E não é apenas uma questão de ausência. É de presença ausente. De abster-se do cuidado, do fortalecimento de vínculo, por acreditar que o papel de pai limita-se a colocar comida na mesa em troca da eterna gratidão e subserviência da família. A existência dos homens na lembrança de boa parte das pessoas quando pensam sobre paternidade está quase sempre ligada a episódios de violência, alcoolismo, descaso, desleixo, irresponsabilidade, omissão, abuso. Pessoas que crescem buscando tampar esse buraco, suprir essa carência, que se agarram às poucas migalhas de afeto que receberam na infância dos seus pais como se fossem tesouros sagrados.
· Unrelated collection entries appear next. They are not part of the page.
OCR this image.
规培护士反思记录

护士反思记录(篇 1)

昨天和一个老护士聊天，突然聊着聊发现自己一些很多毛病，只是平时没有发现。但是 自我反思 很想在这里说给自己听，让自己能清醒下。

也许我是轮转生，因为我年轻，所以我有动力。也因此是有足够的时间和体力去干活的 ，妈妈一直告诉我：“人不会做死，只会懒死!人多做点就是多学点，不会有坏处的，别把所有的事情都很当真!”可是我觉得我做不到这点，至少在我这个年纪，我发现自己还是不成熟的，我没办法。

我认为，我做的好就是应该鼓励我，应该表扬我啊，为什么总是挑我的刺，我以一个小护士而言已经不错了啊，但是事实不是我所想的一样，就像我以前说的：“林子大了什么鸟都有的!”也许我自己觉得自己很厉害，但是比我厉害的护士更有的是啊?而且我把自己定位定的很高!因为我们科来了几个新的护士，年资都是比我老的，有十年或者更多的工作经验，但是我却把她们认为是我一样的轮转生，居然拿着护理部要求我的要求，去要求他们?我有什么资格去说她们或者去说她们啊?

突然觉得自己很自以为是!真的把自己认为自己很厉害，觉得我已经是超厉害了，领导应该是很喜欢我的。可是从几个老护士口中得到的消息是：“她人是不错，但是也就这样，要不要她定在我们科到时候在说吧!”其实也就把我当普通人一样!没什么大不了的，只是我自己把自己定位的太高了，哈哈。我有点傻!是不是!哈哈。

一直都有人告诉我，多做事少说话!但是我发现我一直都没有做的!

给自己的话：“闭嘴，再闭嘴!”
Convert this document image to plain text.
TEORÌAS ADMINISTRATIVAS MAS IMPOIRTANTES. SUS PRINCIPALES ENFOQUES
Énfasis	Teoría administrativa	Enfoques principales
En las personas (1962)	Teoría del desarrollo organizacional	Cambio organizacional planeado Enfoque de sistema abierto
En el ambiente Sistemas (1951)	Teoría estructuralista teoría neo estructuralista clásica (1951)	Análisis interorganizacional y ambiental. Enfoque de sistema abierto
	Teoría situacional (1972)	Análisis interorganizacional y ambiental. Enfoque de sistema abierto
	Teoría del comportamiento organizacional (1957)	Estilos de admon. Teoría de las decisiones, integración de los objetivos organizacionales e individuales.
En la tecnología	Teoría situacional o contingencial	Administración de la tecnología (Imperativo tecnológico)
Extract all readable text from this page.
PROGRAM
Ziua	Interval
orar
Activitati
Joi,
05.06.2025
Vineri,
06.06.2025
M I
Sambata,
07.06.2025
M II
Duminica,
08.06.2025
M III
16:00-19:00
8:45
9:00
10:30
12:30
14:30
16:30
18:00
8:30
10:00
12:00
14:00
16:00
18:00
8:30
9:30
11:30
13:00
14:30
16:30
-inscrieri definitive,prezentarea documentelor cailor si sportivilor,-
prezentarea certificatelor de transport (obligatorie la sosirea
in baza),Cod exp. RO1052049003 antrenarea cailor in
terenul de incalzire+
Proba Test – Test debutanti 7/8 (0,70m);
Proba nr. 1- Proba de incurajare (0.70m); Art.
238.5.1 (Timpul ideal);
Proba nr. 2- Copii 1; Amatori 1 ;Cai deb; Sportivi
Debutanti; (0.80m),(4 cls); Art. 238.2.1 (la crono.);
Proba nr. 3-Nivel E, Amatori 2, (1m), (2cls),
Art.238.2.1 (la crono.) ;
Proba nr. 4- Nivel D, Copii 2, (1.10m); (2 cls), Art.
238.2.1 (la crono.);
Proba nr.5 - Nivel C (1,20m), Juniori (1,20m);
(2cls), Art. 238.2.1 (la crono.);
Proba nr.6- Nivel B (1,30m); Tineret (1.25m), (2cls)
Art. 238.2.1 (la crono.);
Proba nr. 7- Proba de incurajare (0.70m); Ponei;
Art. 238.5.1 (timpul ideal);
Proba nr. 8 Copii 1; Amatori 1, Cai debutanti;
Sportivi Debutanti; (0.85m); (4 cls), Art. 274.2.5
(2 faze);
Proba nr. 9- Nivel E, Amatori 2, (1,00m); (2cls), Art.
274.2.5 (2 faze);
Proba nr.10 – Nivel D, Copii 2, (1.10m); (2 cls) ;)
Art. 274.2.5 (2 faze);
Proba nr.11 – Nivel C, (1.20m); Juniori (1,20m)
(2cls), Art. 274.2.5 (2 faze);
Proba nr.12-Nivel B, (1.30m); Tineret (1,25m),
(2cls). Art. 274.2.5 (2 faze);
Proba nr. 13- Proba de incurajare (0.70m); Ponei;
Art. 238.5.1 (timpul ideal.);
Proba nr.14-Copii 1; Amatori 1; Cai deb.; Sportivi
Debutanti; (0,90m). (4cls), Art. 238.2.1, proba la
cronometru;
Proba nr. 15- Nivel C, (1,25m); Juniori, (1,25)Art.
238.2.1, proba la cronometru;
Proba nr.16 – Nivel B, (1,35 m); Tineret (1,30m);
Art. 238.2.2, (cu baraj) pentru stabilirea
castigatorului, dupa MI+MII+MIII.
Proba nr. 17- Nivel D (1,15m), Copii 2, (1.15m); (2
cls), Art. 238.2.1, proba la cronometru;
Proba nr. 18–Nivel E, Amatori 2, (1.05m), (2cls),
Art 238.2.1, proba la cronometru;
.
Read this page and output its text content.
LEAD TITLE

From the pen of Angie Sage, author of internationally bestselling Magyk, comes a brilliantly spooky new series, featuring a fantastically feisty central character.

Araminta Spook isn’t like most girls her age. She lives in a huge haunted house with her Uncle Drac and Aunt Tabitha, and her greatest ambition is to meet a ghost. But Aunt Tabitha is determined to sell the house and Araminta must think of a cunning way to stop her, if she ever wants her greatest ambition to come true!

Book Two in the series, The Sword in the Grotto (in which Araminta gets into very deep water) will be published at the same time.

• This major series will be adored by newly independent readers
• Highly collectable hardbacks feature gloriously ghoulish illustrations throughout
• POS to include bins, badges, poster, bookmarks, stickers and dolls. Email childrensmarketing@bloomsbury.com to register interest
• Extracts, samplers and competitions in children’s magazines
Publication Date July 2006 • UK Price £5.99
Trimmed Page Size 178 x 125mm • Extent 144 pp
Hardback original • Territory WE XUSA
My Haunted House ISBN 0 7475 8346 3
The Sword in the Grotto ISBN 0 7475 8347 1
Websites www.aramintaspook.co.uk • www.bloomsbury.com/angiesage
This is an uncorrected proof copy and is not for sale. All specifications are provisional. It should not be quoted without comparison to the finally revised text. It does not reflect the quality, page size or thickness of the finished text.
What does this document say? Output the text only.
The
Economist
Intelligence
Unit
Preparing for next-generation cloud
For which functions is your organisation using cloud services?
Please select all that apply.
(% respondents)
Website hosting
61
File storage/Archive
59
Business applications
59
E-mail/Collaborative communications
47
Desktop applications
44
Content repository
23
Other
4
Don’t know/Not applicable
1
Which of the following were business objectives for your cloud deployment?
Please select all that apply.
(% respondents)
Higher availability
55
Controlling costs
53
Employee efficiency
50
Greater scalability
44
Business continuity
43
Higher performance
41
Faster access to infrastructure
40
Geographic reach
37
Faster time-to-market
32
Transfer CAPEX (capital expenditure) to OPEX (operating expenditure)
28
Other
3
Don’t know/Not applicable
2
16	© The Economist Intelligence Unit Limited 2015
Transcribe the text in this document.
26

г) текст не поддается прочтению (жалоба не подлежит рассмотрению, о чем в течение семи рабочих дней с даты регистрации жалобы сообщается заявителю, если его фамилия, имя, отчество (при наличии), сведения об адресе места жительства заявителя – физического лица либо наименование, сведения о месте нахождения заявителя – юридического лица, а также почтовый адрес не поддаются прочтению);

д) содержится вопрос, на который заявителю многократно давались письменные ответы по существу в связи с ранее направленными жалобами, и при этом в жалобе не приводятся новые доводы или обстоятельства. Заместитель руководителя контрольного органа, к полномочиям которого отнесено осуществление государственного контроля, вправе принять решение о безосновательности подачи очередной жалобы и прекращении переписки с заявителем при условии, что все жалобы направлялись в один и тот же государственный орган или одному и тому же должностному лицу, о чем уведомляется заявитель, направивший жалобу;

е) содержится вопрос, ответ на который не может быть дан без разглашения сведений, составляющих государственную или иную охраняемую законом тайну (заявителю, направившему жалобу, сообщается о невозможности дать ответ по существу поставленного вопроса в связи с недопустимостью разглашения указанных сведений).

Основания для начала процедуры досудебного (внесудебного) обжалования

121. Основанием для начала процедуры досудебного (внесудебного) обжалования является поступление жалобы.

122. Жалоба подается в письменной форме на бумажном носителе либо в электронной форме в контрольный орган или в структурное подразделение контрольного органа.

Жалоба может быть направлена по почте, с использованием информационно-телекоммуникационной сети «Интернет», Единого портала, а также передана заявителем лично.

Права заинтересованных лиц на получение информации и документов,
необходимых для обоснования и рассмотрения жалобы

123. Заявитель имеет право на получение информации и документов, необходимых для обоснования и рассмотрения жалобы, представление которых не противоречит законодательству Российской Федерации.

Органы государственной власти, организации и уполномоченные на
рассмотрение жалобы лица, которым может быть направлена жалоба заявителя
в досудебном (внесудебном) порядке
É um momento para que se faça um exame de consciência e uma admissão coletiva de culpa: homens, vocês não são bons pais. Vocês não estão exercendo a paternidade de forma a criar pessoa melhores, vocês não estão presentes na vida dos seus filhos. Assim como o pai de vocês provavelmente não esteve. Esse sequer é um fenômeno local: já notou como a maior parte das narrativas de filmes, séries e novelas tem a ver com pessoas tentando resolver seus traumas com os pais, via de regra o pai? O pai que não está lá. O pai que não dá afeto. O pai, o eterno atrapalhado bobalhão.
E por favor, me poupem do discurso “mas nem todo pai”. Se você não é assim, ou seu pai não é assim, toma aqui sua medalha de honra ao mérito. Você é exceção, não é regra. Onde estão os homens nos grupos que falam sobre cuidados dos filhos, pediatria, escola, fraldas, comida, roupas? Por que homens sentem-se confortáveis conversando sobre futebol enquanto suas mulheres estão conversando sobre seus filhos? Por que homens simplesmente esquecem dos filhos quando separam-se da mães? Por que é preciso uma lei que precise prender homens para que eles façam o mínimo que é pagar pensão para sustentar os filhos das relações que se romperam? Por que homens não combatem homens que demonstram desejos pedófilos? Por que homens não protegem a infância? Não protegem as crianças?
Falar de criação de filhos é falar de afeto, de cuidado, de presença. De querer estar ali para cuidar, amar e socializar uma criança. Essa é a função do pai. Dividir esta tarefa com a mãe. Sendo companheiro dela ou não. Se você não faz isso, não dá afeto, cuidado de verdade e presença, sua paternidade não é o bastante. Você não merece parabéns por nada. Aproveite este dia para pensar na sua parte, para pensar na sua função social. Para pensar se você merece algum presente.
Não há nada de feliz no dia dos pais.